Note: The %CSTP value represents the amount of time a virtual machine with multiple virtual CPUs is waiting to be scheduled on multiple cores on the physical host. The higher the value, the longer it waits and the worse its performance. Lowering the number of vCPUs reduces the scheduling wait time.

To lower the vCPU count:

Note: The virtual machine must be powered off to perform these steps.
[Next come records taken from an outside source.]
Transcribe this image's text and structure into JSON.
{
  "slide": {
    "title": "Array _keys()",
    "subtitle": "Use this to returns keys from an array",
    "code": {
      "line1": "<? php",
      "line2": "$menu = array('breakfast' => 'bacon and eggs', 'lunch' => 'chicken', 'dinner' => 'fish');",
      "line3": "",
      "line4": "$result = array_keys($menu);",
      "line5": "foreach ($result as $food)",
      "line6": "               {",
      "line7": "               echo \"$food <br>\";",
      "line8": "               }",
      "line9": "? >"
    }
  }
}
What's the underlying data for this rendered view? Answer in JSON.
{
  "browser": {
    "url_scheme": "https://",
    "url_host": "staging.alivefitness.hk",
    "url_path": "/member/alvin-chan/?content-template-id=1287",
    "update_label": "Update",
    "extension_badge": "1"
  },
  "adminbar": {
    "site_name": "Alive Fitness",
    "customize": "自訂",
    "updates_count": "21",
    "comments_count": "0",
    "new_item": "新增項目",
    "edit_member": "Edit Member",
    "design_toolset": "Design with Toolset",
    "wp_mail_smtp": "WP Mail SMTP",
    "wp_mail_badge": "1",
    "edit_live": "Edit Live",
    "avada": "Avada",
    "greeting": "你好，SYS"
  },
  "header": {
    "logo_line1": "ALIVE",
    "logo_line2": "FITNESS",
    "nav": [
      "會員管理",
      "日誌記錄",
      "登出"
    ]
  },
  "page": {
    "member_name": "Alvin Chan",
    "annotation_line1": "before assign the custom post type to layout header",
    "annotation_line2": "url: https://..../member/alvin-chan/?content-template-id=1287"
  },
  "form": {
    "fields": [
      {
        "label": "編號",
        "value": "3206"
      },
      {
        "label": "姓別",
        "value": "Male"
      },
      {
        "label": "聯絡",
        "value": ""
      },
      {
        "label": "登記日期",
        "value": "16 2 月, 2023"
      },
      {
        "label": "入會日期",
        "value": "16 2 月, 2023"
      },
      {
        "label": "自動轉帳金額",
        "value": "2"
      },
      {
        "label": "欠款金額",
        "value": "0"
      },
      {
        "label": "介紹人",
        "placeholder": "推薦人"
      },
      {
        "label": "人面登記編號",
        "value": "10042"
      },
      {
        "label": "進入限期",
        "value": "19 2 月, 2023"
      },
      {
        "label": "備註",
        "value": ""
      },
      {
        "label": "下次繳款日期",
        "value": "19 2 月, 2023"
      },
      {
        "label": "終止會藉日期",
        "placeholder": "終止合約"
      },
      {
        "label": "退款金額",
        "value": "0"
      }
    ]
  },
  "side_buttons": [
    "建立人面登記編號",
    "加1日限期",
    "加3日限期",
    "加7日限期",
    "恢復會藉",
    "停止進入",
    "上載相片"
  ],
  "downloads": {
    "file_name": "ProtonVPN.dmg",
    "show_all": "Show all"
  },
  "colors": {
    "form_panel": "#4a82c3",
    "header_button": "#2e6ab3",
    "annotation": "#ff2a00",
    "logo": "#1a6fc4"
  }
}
Right-click on the virtual machine and click Edit Settings.
Click CPUs.
Use the Number of virtual processor drop-down to lower the vCPU count by 1.
Click OK.
If your virtual machine still experiences performance issues, and if its kernel or HAL can handle switching to a single vCPU, lower the vCPU count to 1.
Warning: If your virtual machine's kernel or HAL cannot handle switching to a single vCPU, unexpected behaviour may occur.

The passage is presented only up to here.